When I left for Albania my dog was 14+ years old (82 in dog years) and I didn’t expect to see him again. My first journal entry before I left the states spoke to this topic as I tried a mental experiment to prepare for the very real possibility of losing family while I was away. I posited that it’s a family tradition to leave home. My grandfather left Norway when he was 16 and never saw his parents again. My father left home and I too would go overseas. I’m irrationally comforted and proud by the thought that travel and adventure is in Steinnes blood and that when we’ve had our fill we settle down into stationary lives of moderation. Despite his bestial bloodline, Buddy fit into this myth. He was a hell raiser in his youth and tolerant in old age and I think that’s a wise choice for dog or man.

I met Buddy at the pound and it was clear he had been abused by his previous owner. When he was still new to the family he would cower and shrink after any sudden movement or if you raised your hand above your head. He didn’t bark for a few months and we thought he might be mute because he would open his mouth and do everything that dogs do when they bark except make noise. Buddy got over whatever trauma he had pretty quickly, but remained suspicious of people he didn’t see regularly. He was a happy dog and smiled a lot. He was bashful when defecating and embarrassed when being bathed. He loved water like all Labradors, but only if it was his choice to get wet. He waited until the family sat down to dinner to eat from his bowl. He could open doors with handles and knew how to unlock the sliding glass door for me with his nose when I came home from school. He lived life under the adage it is easier to ask forgiveness than ask permission. He was the freest dog in the neighborhood and often took advantage of other dogs' subjugation to chains to steal their toys and bones. He displayed his discipline and loyalty by accepting and carrying out orders issued within the walls of the home and his freedom by disobeying every command once outside. Buddy was a good dog and he had a helluva run.

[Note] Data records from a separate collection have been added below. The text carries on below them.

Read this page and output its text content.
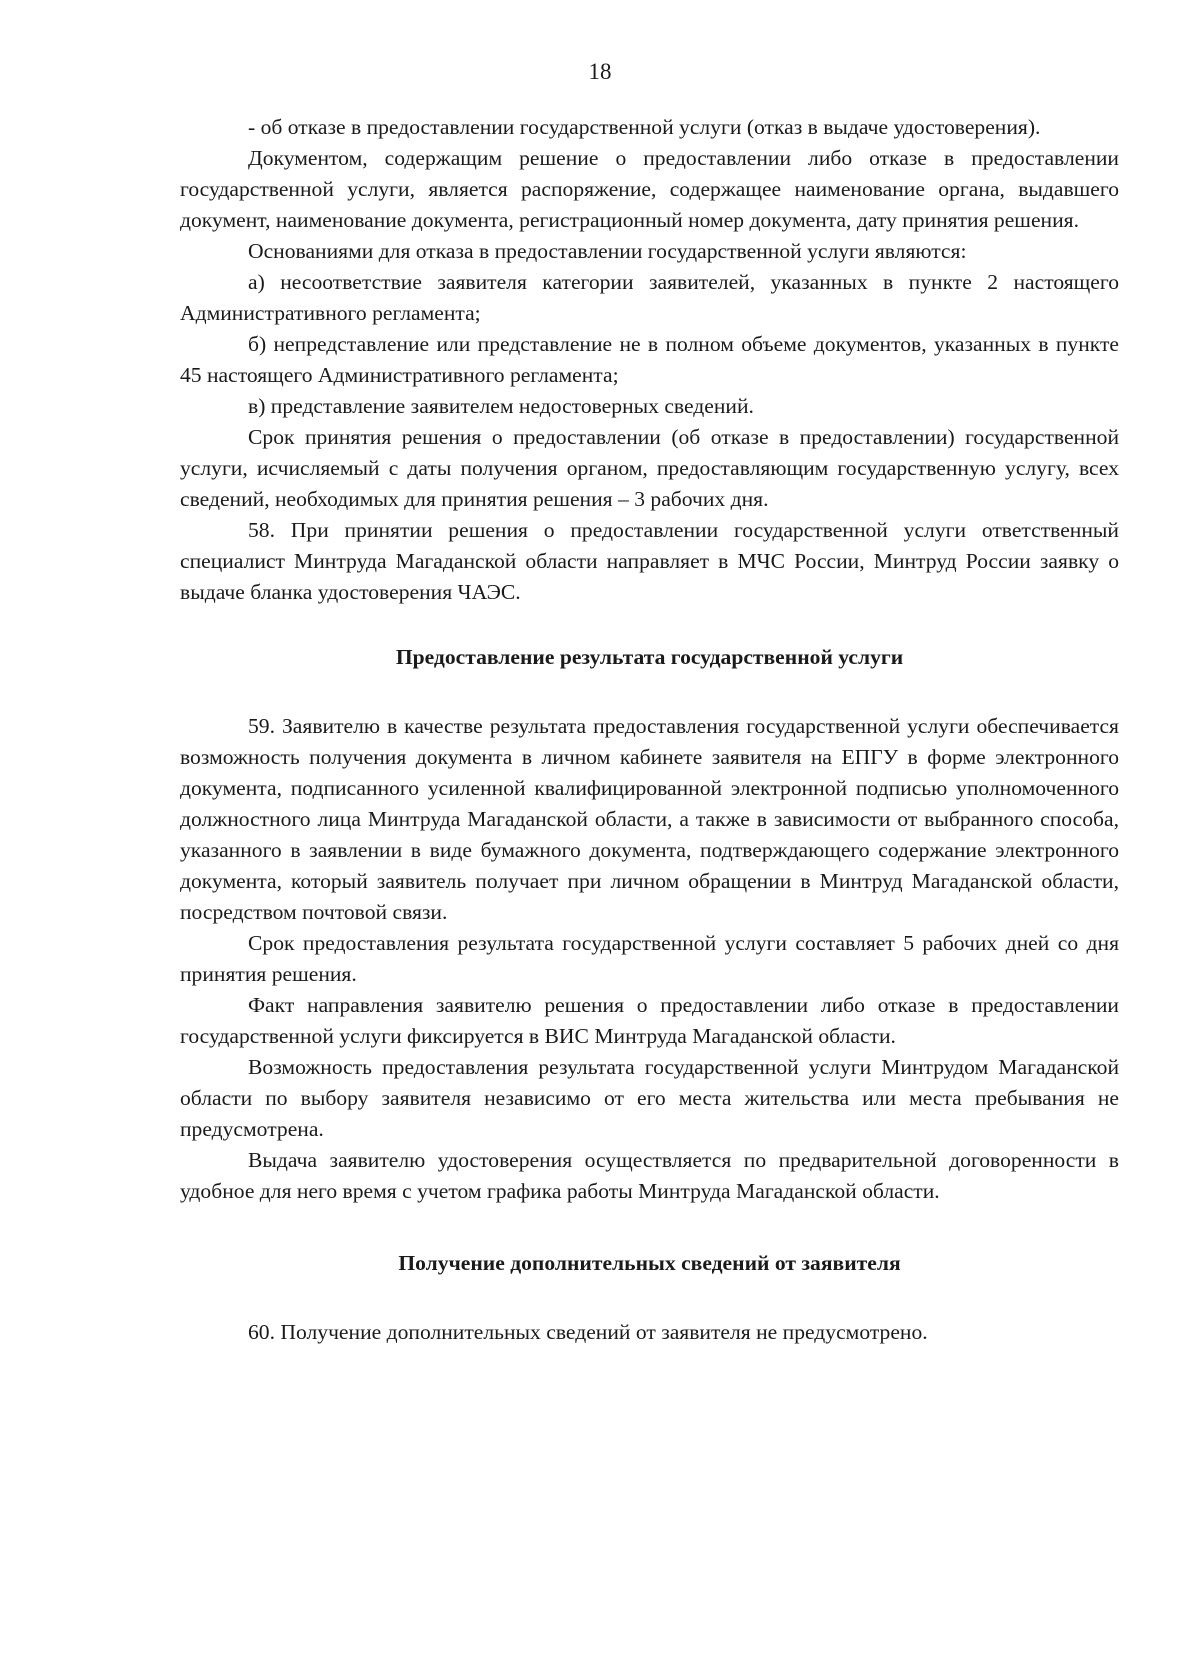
18

- об отказе в предоставлении государственной услуги (отказ в выдаче удостоверения).

Документом, содержащим решение о предоставлении либо отказе в предоставлении государственной услуги, является распоряжение, содержащее наименование органа, выдавшего документ, наименование документа, регистрационный номер документа, дату принятия решения.

Основаниями для отказа в предоставлении государственной услуги являются:

а) несоответствие заявителя категории заявителей, указанных в пункте 2 настоящего Административного регламента;

б) непредставление или представление не в полном объеме документов, указанных в пункте 45 настоящего Административного регламента;

в) представление заявителем недостоверных сведений.

Срок принятия решения о предоставлении (об отказе в предоставлении) государственной услуги, исчисляемый с даты получения органом, предоставляющим государственную услугу, всех сведений, необходимых для принятия решения – 3 рабочих дня.

58. При принятии решения о предоставлении государственной услуги ответственный специалист Минтруда Магаданской области направляет в МЧС России, Минтруд России заявку о выдаче бланка удостоверения ЧАЭС.

Предоставление результата государственной услуги

59. Заявителю в качестве результата предоставления государственной услуги обеспечивается возможность получения документа в личном кабинете заявителя на ЕПГУ в форме электронного документа, подписанного усиленной квалифицированной электронной подписью уполномоченного должностного лица Минтруда Магаданской области, а также в зависимости от выбранного способа, указанного в заявлении в виде бумажного документа, подтверждающего содержание электронного документа, который заявитель получает при личном обращении в Минтруд Магаданской области, посредством почтовой связи.

Срок предоставления результата государственной услуги составляет 5 рабочих дней со дня принятия решения.

Факт направления заявителю решения о предоставлении либо отказе в предоставлении государственной услуги фиксируется в ВИС Минтруда Магаданской области.

Возможность предоставления результата государственной услуги Минтрудом Магаданской области по выбору заявителя независимо от его места жительства или места пребывания не предусмотрена.

Выдача заявителю удостоверения осуществляется по предварительной договоренности в удобное для него время с учетом графика работы Минтруда Магаданской области.

Получение дополнительных сведений от заявителя

60. Получение дополнительных сведений от заявителя не предусмотрено.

Buddy lived most of his life in the country where he could barnstorm, sit in the stream, chase cats, herd loose goats, swim in the pond, go where he wanted, kill chickens and scare children. I could write volumes about Buddy, his exploits and the joy he brought, but all the layperson really needs to know is this: Buddy gave 15 years of unconditional love to anyone who patted him on the head and that’s more than most people are willing to give and for far less in return.